Com efeito, a Constituição Federal de 1988 reconhece inquestionavelmente a preservação do meio ambiente como um direito fundamental.
Para Miguel Reale (1987, p. 297), indubitavelmente o maior jurista brasileiro, o meio ambiente é de fato um direito fundamental, de maneira que nenhum dispositivo constitucional que verse sobre o assunto pode ser alterado:
A civilização tem isto de terrível: o poder indiscriminado do homem abafando os valores da Natureza.
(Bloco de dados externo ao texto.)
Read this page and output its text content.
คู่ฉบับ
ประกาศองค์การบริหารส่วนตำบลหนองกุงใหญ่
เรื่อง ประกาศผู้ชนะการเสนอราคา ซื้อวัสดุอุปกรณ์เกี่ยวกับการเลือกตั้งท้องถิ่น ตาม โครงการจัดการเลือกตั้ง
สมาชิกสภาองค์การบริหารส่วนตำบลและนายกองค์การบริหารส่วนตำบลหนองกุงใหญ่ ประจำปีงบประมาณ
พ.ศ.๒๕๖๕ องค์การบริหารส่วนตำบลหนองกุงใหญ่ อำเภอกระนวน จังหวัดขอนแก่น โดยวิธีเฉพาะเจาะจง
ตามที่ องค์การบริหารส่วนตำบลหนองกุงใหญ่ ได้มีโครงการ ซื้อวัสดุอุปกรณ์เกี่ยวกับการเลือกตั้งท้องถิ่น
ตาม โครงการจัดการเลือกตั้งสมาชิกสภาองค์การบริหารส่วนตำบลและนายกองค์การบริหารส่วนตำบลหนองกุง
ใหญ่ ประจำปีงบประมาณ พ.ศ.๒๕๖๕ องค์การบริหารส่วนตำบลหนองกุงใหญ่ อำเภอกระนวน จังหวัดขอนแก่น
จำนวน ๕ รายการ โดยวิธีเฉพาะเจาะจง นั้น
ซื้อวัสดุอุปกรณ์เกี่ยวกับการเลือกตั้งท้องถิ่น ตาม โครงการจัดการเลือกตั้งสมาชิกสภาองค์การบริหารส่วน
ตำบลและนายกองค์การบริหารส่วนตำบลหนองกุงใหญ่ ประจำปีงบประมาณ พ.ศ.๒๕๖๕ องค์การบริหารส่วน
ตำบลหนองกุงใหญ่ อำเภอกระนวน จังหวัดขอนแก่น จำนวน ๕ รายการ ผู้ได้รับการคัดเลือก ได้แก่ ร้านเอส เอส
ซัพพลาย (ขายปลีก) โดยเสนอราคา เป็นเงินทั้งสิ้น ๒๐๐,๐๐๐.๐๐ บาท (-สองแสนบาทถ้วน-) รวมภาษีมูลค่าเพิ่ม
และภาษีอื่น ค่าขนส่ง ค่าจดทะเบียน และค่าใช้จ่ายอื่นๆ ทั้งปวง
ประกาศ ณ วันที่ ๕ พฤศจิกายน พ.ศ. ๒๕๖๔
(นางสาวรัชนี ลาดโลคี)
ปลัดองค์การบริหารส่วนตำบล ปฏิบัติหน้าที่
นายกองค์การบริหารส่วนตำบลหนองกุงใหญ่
Se antes recorríamos a esta para dar uma base estável ao Direito (e, no fundo, essa é a razão do Direito Natural), assistimos, hoje, a uma trágica inversão, sendo o homem obrigado a recorrer ao Direito para salvar a natureza que morre.
De acordo com o jurista e cientista político Norberto Bobbio (1992, p. 6), o direito ao meio ambiente equilibrado é o mais importante de todos os direitos coletivos e difusos:
O mais importante dos direitos surgidos no final do século XX é o reivindicado pelos movimentos ecológicos: o direito de viver em um ambiente não poluído.
Saliente-se que a classificação de um direito como fundamental implica ressaltar a obrigatoriedade da participação do Estado e da coletividade em torná-lo efetivo, por meio de uma política pública eficiente.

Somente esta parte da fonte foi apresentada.